Thursday, July 9, 2009

Mom and the Mundane

From the land of e-mail and, apparently, AOL browsers that can't handle that tricky "post comment" button:
YES!!! Nyet is back and, boy, has been missed.... Sometimes the mundane experiences of everyday life and writing about them gives us the greatest insights. Don't stop blogging and I am looking forward to the accounts to come. By the way, I loved the $50 offer for your art, but figure that maybe someday you will just gift one to me without the strings!
Sorry, we refuse to engage in nepotism of any sort - family members, too, must participate in the Posthumous Challenge. Them's the breaks, you know, in these economic times.

Re the Mundane: Today I had a bowl of Lucky Charms for breakfast, an event that unfailingly causes me to simultaneously think "hey, you're 31 and eating sugary cereal for breakfast. loser" and "Hey, you're probably going to have that demeaning and cliché thought about being old and eating a kid's cereal again, right NOW." The thought "I FRIGGIN' LOVE MARSHMALLOWS IN CEREAL" is also vying for frontal lobe real estate. Metaphorically, of course; far be it from me to localize a thought in a particular region of the brain, what with that nasty mind-body problem still loose on the streets at night.

Beck had the day off, so Beck and I celebrated by mowing and hedging the lawn, respectively. It probably goes without saying at this time of year, but it's cloudless and a high of 109 today, so it kind feels like mowing an oven. Sparkle and Wrigley did not join us.

We checked out a local burger joint called "Chicago Hamburger [Joint]" for lunch, and it was good stuff. Sliders and chili fries and a big, juicy, hamburguesa deliciosa for us, YEAH. Plus lots of Cubs/Sox/Bears/Bulls/Blackhawks paraphernalia; I am sure Dad would enjoy visiting there for both the food and the decor.

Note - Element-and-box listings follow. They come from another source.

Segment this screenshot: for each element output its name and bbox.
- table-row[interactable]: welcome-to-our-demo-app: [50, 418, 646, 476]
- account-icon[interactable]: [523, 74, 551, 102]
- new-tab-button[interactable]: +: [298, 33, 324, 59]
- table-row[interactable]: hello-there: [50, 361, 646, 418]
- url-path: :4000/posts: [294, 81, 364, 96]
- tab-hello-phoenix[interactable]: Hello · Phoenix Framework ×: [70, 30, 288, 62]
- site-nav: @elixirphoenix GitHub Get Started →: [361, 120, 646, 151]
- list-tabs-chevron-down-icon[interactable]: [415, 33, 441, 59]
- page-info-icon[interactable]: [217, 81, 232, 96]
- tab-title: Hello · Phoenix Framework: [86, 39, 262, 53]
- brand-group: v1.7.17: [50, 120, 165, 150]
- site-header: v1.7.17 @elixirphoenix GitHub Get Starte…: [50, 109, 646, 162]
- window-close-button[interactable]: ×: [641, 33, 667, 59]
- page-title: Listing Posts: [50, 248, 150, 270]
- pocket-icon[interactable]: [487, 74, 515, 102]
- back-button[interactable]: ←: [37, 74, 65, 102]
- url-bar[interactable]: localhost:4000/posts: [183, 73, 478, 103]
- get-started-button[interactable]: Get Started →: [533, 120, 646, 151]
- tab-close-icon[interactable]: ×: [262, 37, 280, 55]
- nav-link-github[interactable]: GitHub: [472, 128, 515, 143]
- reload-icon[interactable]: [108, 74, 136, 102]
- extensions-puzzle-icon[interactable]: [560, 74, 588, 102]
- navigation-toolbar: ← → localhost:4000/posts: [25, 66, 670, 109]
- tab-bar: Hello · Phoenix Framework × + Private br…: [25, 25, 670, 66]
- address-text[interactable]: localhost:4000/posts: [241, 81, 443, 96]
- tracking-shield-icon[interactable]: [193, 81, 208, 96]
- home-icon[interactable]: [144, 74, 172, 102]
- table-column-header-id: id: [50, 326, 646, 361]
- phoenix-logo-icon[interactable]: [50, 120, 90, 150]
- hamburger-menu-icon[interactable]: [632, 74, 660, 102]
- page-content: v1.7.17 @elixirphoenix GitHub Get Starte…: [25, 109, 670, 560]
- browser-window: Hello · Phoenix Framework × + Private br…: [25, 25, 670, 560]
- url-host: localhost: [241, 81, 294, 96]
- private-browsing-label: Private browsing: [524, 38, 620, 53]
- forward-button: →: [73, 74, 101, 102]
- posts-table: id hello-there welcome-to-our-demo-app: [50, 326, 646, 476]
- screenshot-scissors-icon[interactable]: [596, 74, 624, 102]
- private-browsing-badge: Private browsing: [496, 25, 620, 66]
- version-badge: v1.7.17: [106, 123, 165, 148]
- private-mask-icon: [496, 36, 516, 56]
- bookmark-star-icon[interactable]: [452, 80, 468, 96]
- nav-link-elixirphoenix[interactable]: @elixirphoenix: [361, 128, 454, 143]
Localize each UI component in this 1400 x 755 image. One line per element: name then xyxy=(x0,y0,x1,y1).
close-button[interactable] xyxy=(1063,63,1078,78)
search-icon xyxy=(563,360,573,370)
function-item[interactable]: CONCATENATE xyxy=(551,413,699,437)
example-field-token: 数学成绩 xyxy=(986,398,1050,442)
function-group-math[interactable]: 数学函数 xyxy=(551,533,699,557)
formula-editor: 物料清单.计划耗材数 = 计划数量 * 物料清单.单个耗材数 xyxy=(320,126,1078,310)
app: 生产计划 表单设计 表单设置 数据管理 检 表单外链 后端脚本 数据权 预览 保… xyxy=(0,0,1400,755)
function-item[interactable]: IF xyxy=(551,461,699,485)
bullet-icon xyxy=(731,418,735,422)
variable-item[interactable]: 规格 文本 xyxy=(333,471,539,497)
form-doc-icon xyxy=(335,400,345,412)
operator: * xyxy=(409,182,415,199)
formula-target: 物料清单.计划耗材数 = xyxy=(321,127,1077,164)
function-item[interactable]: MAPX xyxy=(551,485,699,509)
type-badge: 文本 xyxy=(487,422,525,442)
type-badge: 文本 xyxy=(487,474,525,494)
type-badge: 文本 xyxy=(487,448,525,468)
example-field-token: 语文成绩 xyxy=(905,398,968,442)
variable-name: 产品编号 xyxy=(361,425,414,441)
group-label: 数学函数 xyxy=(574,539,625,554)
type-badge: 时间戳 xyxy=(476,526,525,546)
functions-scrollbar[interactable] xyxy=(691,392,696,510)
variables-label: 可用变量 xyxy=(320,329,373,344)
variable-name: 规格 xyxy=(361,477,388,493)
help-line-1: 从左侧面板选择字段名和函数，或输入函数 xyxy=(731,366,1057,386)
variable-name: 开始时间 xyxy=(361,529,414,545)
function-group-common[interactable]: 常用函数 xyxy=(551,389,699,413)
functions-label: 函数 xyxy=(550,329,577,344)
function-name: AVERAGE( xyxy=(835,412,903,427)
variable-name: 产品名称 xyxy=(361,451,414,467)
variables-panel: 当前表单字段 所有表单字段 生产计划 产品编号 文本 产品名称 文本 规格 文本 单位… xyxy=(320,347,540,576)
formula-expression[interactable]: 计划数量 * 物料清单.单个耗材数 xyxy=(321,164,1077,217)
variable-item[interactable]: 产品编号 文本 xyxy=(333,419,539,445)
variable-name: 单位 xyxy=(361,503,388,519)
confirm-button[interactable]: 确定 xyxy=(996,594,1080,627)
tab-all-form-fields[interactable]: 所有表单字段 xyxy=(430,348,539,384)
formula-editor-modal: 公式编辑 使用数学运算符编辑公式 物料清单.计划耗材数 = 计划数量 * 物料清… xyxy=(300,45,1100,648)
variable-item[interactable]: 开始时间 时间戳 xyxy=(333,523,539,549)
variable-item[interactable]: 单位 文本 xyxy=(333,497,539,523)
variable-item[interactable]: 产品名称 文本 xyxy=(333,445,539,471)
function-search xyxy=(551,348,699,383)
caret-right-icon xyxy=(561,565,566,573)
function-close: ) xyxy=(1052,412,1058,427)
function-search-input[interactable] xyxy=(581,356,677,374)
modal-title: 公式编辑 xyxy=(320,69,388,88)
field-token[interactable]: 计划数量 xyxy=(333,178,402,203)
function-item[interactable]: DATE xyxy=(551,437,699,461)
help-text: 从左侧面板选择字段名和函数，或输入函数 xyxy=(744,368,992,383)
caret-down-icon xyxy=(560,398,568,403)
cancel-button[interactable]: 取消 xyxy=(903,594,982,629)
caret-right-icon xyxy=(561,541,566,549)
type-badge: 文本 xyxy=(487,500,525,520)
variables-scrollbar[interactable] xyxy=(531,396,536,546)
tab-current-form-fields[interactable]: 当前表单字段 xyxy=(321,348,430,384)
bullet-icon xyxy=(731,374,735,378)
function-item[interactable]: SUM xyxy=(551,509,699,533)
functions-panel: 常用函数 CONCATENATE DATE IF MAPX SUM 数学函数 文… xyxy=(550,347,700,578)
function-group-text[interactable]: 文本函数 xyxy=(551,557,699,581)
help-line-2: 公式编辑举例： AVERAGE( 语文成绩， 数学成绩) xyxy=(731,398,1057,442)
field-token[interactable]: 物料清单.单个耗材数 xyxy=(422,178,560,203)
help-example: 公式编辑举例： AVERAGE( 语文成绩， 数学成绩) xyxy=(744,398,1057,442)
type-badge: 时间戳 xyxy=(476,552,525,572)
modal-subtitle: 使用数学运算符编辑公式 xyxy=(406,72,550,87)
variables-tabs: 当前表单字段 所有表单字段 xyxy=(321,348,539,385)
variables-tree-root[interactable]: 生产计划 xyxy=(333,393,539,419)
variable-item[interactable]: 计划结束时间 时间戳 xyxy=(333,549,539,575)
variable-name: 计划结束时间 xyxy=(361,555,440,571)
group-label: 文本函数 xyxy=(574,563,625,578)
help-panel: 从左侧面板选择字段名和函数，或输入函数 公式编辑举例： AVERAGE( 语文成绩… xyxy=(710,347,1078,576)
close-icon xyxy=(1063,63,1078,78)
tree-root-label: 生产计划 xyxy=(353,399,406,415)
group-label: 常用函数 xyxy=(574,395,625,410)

We followed that up with an attempt at seeing a movie, but we had already seen Up (point! very good, sweet film) and The Proposal (um, yeah) and did not feel like dropping dollars on either Year One or Transformers. so we came home instead. Beck replanted the tall, increasingly unleafy plant from our living room, and I finished a book which I will review soon.* Beck is now at the gym; I am now blogging; you are now caught up.

* - This what's known in the business as a cliffhanger. A lame one, but fingernails are a scrapin' nonetheless.

P.S. I hit the random button on my iTunes before starting this post, and it chose Scene 1 of Wagner's Der Ring des Nibelungen: Das Rheingold. That's right, composed to OPERA. Bladow; behold the sophisti....cation. Earlier this year in my philosophy of science course, all of the students presented their paper topics, and we were uniformly brutalized by our discerning professors. Dr. Creath followed up the haranguing session with this quip: "I sincerely hope those papers will be like Wagner's music: better than they sound." Hilarious, yes, but I am willing to bet serious money that quip was stolen.To the GOOGLE:

"I have been told that Wagner's music is better than it sounds."

Mark Twain, or Edgar Wilson Nye in Twain's autobiography, depending which end of the internet you believe.